Resources, Cost Components, and Sources of Funding:

This practice was implemented using Title III funds.

Literature Base:

Lessons Learned


  • Staff reported that due to the size of the district, the administrative guidelines were developed to send a clear message about the importance of fidelity of implementation of the bilingual program and to provide specific implementation guidance to principals, teachers, and bilingual specialists.

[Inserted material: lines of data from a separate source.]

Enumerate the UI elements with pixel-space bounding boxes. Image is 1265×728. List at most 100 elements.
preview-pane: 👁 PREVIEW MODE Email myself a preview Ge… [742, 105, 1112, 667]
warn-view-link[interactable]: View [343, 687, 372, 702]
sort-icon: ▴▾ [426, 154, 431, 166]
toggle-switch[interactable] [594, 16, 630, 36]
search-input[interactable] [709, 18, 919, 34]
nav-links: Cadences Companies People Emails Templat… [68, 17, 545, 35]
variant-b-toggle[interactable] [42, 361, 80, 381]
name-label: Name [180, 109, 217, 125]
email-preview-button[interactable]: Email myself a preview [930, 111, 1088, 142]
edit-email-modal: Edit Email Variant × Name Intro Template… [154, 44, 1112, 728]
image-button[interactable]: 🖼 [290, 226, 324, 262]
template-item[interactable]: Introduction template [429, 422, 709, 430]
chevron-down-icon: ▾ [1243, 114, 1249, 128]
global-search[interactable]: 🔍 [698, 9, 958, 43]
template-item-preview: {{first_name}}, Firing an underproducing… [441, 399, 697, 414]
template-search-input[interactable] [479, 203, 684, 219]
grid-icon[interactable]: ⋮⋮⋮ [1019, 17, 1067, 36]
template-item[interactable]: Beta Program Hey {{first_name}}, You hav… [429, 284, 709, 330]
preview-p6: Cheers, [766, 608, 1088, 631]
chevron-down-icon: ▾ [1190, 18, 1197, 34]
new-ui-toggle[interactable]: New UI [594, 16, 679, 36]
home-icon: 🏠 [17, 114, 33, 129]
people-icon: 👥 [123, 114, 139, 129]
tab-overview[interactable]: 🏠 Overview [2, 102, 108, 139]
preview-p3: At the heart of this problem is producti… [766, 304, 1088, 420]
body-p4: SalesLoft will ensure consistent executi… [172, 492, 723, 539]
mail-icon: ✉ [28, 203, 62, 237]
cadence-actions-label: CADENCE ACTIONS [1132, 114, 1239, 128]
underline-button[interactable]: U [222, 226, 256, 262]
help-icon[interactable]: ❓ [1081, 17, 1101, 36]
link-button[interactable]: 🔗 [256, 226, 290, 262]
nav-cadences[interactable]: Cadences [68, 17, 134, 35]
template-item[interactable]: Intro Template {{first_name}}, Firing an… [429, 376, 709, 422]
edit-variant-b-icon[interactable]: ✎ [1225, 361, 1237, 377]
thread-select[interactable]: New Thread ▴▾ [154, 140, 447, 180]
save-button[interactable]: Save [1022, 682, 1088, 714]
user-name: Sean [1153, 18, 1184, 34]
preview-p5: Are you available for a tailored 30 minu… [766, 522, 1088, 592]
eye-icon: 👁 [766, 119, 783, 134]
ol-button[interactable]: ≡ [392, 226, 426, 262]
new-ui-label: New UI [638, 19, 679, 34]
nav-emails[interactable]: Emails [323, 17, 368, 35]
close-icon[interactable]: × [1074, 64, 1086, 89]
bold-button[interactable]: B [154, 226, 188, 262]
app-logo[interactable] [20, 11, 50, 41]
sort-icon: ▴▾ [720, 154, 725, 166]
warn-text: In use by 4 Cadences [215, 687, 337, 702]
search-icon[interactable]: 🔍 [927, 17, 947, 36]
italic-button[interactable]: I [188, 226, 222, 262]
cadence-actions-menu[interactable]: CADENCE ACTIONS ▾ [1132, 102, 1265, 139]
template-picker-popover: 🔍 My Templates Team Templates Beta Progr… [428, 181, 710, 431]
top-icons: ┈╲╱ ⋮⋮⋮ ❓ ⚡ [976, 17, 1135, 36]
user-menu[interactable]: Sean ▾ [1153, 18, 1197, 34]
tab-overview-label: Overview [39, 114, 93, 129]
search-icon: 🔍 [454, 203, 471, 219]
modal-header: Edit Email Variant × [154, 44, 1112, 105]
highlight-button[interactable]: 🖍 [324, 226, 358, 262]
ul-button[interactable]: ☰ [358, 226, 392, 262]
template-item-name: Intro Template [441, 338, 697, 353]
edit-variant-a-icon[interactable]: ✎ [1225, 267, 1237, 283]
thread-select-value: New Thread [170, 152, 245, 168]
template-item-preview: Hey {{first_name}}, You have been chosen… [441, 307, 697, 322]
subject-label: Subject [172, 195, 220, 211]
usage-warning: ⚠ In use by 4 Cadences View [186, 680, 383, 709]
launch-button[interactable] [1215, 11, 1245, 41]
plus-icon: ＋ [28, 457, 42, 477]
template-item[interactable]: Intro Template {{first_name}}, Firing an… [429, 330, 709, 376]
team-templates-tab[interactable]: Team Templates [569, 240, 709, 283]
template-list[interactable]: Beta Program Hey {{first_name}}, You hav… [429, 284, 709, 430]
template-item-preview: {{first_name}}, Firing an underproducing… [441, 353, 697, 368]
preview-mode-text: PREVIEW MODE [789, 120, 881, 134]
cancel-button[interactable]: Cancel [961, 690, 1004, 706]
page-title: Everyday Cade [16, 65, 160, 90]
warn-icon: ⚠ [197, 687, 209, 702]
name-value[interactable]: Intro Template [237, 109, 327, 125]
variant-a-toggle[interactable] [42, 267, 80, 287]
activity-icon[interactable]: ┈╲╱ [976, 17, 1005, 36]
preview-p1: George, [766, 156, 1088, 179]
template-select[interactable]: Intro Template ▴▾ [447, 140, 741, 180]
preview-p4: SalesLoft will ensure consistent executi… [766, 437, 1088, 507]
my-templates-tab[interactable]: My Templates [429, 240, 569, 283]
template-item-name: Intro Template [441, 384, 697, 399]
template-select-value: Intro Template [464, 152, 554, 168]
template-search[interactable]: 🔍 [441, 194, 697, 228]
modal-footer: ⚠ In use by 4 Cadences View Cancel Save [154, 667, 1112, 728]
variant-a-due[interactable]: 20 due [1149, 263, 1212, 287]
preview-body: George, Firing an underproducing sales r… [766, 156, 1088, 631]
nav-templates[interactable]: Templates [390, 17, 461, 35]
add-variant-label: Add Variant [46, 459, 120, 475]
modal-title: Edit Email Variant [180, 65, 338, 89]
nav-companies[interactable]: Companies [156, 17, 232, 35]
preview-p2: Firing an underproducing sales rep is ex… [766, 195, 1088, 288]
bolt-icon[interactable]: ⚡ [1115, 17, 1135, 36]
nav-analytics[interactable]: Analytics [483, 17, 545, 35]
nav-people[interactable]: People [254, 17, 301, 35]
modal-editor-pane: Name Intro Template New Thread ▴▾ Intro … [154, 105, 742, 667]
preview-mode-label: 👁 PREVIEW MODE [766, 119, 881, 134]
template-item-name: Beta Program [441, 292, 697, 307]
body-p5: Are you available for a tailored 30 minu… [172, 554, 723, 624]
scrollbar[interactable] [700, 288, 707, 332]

The board-approved guidelines assisted in garnering buy-in from district and campus leaders and sent a clear message about district priorities in improving support for ELLs.

Contact Information


Brownsville Independent School District
1900 Price Rd.
Brownsville, TX 78521

(956) 548-8000


End Notes

[1]For details on exit criteria, see  http://www.tea.state.tx.us/index2.aspx?id=4098

 [2]Texas Education Code (TEC)§29.052 defines a “Student of limited English proficiency (LEP) as a student whose primary language is other than English and whose English language skills are such that the student has difficulty performing ordinary class work in English.” TEC further requires that districts with an enrollment of 20 or more students of limited English proficiency in any language classification in the same grade level offer a bilingual education or special language program as follows: (1) bilingual education in kindergarten through the elementary grades; (2) bilingual education, instruction in English as a second language, or other transitional language instruction approved by the agency in post-elementary grades through Grade 8; and (3) instruction in English as a second language in Grades 9 through 12. The terms “English language learner” (ELL) and bilingual/ESL student are used in this summary interchangeably to refer to students participating in elementary LEP programs. State data for ELLs is reported using the term LEP.

[3] State averages are weighted averages based on the grade level(s) of the practice.